Honourable quitters
An excerpt from an email recently sent out by the Overseas Singaporean Unit to those who had registered with them:
I’m hoping it was an April Fool’s joke when a local newspaper columnist wrote that receiving monthly issues of this e-newsletter made her feel somewhat ‘guilty’. Don’t be. Don’t you believe that choosing to live overseas earns you a ‘quitter’ label. Everyone has the right to exercise a choice to be abroad – for work, for studies, for internship, for love.
There are legitimate and honourable reasons to [sic] being away from home. My cousin works with the United Nations and flies the Singapore flag high in New York. A friend married a German and resettled in his part of the world. An ex-colleague’s moved to the UAE where her husband’s been posted to work for a few years. Another lady I know gave up her high-paying job in Singapore to head an orphanage in Nairobi, Kenya. They’re true-blue (or red and white) Singaporeans living away from home with strong family ties; there’s no reason why they should be viewed as less of a Singaporean than their loved ones who live 85 miles north of the equator.

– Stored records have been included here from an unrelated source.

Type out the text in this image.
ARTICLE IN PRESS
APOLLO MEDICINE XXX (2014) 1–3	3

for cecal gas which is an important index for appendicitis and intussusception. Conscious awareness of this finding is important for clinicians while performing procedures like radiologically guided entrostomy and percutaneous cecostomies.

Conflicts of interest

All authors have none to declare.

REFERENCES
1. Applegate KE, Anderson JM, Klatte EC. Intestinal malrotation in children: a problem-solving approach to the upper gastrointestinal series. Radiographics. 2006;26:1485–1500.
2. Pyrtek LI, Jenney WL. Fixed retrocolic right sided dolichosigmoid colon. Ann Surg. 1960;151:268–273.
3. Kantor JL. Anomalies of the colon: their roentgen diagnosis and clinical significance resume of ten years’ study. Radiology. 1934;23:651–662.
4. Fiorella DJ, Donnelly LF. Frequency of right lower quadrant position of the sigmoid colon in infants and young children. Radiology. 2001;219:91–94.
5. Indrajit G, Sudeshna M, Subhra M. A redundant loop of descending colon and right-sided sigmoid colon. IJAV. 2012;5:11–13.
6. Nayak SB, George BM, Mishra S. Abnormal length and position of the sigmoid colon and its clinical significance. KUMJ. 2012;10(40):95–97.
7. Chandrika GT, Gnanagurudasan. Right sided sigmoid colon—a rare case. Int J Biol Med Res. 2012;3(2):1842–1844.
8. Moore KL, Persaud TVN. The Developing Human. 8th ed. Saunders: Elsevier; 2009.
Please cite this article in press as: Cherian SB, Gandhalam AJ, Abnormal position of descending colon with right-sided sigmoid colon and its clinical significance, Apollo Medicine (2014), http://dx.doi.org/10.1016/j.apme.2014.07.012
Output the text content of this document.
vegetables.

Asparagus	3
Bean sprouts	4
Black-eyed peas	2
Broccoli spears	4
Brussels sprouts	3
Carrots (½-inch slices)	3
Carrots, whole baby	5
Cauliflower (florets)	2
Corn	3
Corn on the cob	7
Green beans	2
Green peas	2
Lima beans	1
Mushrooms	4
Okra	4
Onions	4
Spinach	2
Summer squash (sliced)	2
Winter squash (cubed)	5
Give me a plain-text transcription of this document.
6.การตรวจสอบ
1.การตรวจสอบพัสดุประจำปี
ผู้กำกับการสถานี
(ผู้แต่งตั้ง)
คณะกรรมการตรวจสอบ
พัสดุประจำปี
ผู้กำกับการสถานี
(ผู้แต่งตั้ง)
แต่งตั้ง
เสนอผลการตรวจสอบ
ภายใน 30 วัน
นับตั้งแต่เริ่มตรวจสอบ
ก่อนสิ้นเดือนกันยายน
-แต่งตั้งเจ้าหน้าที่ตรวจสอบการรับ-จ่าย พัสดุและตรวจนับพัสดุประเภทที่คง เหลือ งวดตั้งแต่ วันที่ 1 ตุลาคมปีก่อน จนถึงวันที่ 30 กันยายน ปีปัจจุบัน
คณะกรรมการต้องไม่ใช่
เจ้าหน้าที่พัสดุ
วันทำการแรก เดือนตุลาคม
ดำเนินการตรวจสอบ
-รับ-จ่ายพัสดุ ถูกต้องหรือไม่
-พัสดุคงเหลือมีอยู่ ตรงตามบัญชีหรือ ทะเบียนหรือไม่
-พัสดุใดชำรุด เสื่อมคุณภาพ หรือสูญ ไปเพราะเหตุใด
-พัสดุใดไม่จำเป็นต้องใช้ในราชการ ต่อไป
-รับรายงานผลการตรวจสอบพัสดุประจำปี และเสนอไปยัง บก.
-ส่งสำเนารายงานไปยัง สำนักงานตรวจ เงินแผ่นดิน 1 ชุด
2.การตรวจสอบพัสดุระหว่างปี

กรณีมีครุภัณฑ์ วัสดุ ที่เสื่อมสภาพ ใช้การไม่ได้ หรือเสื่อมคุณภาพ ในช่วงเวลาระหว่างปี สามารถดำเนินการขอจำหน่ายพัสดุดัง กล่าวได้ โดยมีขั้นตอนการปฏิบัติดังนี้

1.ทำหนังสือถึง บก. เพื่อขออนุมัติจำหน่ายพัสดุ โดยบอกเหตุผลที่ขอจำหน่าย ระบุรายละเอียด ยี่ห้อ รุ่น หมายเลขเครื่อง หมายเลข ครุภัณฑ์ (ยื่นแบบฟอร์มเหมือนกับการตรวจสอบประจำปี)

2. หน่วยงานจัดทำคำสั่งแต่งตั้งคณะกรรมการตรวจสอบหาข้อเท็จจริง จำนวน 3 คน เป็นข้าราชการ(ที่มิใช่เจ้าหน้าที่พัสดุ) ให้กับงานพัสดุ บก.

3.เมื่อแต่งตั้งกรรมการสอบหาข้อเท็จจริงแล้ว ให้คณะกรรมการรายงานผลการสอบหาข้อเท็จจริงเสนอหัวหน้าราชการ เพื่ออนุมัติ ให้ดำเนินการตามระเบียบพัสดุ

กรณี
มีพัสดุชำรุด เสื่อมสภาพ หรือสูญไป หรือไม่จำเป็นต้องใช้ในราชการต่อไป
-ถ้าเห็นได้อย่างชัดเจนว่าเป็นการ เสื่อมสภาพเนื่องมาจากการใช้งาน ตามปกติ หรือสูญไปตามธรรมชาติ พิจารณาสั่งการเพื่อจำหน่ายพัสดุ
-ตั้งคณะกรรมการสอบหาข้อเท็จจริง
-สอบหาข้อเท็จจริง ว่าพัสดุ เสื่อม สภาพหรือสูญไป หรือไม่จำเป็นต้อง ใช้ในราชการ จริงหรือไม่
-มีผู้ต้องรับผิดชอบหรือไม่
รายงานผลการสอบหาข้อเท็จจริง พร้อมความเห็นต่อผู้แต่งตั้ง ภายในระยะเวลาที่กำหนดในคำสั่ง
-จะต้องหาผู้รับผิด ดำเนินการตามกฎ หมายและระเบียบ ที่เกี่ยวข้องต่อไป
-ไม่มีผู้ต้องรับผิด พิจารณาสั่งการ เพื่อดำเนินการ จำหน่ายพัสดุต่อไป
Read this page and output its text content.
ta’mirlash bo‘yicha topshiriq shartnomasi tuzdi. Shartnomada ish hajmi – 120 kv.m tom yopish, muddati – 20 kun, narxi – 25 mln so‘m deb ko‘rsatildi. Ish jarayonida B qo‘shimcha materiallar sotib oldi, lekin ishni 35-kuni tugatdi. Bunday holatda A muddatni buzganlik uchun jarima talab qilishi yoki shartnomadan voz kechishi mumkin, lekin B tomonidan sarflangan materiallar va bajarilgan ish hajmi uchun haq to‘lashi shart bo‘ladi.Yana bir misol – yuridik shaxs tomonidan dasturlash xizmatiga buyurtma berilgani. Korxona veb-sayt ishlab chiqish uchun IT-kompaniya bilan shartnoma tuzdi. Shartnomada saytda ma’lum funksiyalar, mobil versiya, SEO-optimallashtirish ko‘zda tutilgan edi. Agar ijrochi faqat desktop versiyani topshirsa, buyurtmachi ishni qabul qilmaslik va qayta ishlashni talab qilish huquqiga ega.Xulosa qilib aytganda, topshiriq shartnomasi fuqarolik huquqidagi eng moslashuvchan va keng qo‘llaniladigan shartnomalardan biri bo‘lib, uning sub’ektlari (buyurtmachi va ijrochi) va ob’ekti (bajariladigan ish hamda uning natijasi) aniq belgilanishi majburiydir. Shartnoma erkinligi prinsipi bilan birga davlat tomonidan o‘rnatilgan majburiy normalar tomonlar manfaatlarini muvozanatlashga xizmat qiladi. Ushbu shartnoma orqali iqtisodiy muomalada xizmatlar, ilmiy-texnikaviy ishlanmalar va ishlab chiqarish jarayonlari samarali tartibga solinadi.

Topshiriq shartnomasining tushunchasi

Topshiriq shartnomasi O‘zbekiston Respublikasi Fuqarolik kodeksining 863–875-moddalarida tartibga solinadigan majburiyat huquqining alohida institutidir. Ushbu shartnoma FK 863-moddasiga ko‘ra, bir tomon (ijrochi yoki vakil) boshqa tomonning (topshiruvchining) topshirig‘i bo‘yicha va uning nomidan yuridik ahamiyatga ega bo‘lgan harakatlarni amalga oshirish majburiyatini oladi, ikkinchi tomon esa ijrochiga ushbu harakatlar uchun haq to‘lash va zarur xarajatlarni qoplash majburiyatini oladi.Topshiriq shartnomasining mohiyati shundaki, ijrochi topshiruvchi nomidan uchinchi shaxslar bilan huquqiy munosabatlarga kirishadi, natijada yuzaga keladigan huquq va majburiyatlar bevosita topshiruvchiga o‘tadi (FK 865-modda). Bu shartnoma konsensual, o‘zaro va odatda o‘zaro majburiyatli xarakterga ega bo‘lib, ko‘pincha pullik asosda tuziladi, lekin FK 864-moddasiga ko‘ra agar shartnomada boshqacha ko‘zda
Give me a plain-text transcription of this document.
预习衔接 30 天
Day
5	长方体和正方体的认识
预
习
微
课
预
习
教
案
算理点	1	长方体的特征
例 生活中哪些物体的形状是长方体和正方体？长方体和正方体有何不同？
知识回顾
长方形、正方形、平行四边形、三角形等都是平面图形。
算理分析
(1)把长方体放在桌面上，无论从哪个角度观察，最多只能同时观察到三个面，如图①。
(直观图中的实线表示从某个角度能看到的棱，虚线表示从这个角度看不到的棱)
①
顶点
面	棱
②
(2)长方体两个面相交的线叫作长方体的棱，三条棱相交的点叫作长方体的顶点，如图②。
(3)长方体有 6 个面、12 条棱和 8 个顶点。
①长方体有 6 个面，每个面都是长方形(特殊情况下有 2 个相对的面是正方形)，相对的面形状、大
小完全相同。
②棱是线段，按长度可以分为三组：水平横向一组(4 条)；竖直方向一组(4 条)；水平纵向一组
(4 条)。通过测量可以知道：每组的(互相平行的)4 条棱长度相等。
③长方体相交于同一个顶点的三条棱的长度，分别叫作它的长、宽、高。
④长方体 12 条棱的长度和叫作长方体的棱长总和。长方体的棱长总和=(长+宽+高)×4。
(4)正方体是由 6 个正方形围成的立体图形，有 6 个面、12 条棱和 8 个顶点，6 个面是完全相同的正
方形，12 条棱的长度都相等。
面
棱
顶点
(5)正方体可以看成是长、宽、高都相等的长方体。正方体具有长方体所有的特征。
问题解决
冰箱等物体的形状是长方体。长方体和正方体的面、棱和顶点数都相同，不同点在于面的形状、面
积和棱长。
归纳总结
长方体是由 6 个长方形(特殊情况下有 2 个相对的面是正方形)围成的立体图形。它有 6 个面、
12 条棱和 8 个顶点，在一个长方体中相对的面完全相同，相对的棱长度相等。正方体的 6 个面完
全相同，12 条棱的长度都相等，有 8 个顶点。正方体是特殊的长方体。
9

On the surface of it, it sounds like a sincere attempt to make amends for the “quitter” label that Goh Chok Tong had applied without discrimination to Singaporeans who had emigrated. However, the second paragraph hints at a continuing soreness about some overseas Singaporeans. By announcing that there are “legitimate and honourable reasons” for being away, it implies that there are also other reasons which are illegitimate and dishonourable. The examples the email cites fall in two classes: 1) People who move overseas to be with their spouse; 2) People who move overseas to take up a humanitarian job of some sort. It can’t help but leave me with a nagging suspicion that people who move because they prefer the lifestyle overseas or because they can better advance their non-humanitarian careers overseas are still regarded as “dishonourable”.
Finally, a minor point of presentation: the standard of English in the email left much to be desired. I counted seven grammatical errors in it.